COP 27 returned focus to the critical issue of climate adaptation. Less than 20% of climate financing supports adaptation and resilience efforts. According to the UN Environment Programme’s (UNEP) Adaptation Gap Report (AGR), funding for adaptation is 5-10 times below what is needed. Nations have agreed to revisit (and likely increase) the scale of adaptation finance next year.
Branded as the “implementation COP”, the summit aimed at finally fulfilling previous financial pledges for investing in renewable energy, building infrastructure to withstand extreme weather events, responding to climate disasters, and funding other such aspects of climate action.
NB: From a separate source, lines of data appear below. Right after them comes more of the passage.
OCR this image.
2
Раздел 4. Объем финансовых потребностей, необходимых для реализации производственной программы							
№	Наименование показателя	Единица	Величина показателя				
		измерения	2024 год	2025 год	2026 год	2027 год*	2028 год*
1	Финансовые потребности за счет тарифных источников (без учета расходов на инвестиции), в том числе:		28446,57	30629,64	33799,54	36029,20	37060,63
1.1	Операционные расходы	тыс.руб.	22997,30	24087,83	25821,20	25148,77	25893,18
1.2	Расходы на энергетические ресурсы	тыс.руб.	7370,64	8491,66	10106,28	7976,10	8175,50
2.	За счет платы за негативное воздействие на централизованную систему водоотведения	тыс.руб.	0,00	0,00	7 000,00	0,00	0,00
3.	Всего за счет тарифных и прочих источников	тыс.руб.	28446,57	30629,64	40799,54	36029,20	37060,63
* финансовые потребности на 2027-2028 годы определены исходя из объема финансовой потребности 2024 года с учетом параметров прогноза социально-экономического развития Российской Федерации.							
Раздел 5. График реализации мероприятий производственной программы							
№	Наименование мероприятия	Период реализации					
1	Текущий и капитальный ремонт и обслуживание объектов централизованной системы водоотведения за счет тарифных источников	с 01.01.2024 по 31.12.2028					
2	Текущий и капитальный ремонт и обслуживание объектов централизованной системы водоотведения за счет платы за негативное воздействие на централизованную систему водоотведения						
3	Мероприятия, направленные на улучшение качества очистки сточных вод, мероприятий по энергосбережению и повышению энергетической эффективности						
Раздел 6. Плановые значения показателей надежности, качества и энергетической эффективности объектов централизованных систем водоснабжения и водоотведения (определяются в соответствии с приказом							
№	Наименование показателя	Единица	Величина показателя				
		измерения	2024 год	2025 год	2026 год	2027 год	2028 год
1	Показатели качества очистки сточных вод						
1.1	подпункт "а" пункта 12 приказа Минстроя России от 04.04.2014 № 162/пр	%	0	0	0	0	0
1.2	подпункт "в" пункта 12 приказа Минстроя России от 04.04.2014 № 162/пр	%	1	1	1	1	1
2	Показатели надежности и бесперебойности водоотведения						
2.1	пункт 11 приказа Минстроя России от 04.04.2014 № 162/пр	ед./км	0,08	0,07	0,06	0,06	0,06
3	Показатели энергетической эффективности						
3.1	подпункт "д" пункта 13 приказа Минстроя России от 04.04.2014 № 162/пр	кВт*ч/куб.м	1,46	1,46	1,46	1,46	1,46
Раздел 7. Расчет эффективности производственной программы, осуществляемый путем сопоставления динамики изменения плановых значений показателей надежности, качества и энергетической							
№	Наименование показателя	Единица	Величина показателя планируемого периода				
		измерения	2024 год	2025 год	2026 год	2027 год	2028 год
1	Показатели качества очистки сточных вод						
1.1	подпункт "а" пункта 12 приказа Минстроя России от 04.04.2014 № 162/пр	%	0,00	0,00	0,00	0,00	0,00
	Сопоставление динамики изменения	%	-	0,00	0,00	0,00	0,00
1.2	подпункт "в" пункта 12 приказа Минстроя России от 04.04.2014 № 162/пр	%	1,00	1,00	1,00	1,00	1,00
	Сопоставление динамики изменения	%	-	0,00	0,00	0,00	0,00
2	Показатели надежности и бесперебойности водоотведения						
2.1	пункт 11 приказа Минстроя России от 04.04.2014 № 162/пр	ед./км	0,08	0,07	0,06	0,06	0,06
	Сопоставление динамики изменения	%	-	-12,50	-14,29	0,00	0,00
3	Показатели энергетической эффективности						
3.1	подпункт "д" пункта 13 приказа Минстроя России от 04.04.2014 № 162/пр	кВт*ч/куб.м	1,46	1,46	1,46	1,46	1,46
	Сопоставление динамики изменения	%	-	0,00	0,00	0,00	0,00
Other bright spots on adaptation included additional funding for the UN’s Adaptation Fund, which helps communities adapt to climate change and the creation of the Sharm el-Sheikh Adaptation Agenda, focused on specific resiliency-building projects.
The final COP 27 text also included a call for the “transformation of the financial system and its structures.” Momentum is building to reform the World Bank and other development finance institutions to meet the climate challenge. One reform proposal came from Barbados’ Bridgetown Initiative, which outlined a vision of global finance that provides assistance following climate disasters, supports adaptation and mitigation efforts, and avoids crippling vulnerable countries with debt.
Another first at COP 27 was the explicit acknowledgment of the need for nature-based solutions and the right to a healthy environment. Climate change accelerates nature and biodiversity loss and exacerbates global inequalities. The inclusion of these items in the final text affirms that climate change is inextricably linked to other global challenges and climate solutions must address them too.
Too little, too late?
Ahead of COP 27 in Sharm El Sheikh, the UNEP released its annual Emissions Gap Report (EGR), showing how far the world was from our 1.5° C pathway. The assessment was a grim reminder that emissions have fully bounced back from their COVID-induced drop to near record highs. Furthermore, despite new net-zero commitments in Glasgow (COP 26), under current governmental policies, the world is still set to see carbon dioxide (CO2) emissions rise by around 10% by 2030.
By contrast, the 1.5° C trajectory necessary to limit the worst impacts of climate change requires CO2 emissions to fall by around 45-50% by 2030. With only 8 years until 2030, gaps in climate ambition and action needed to be addressed in Sharm El Sheikh.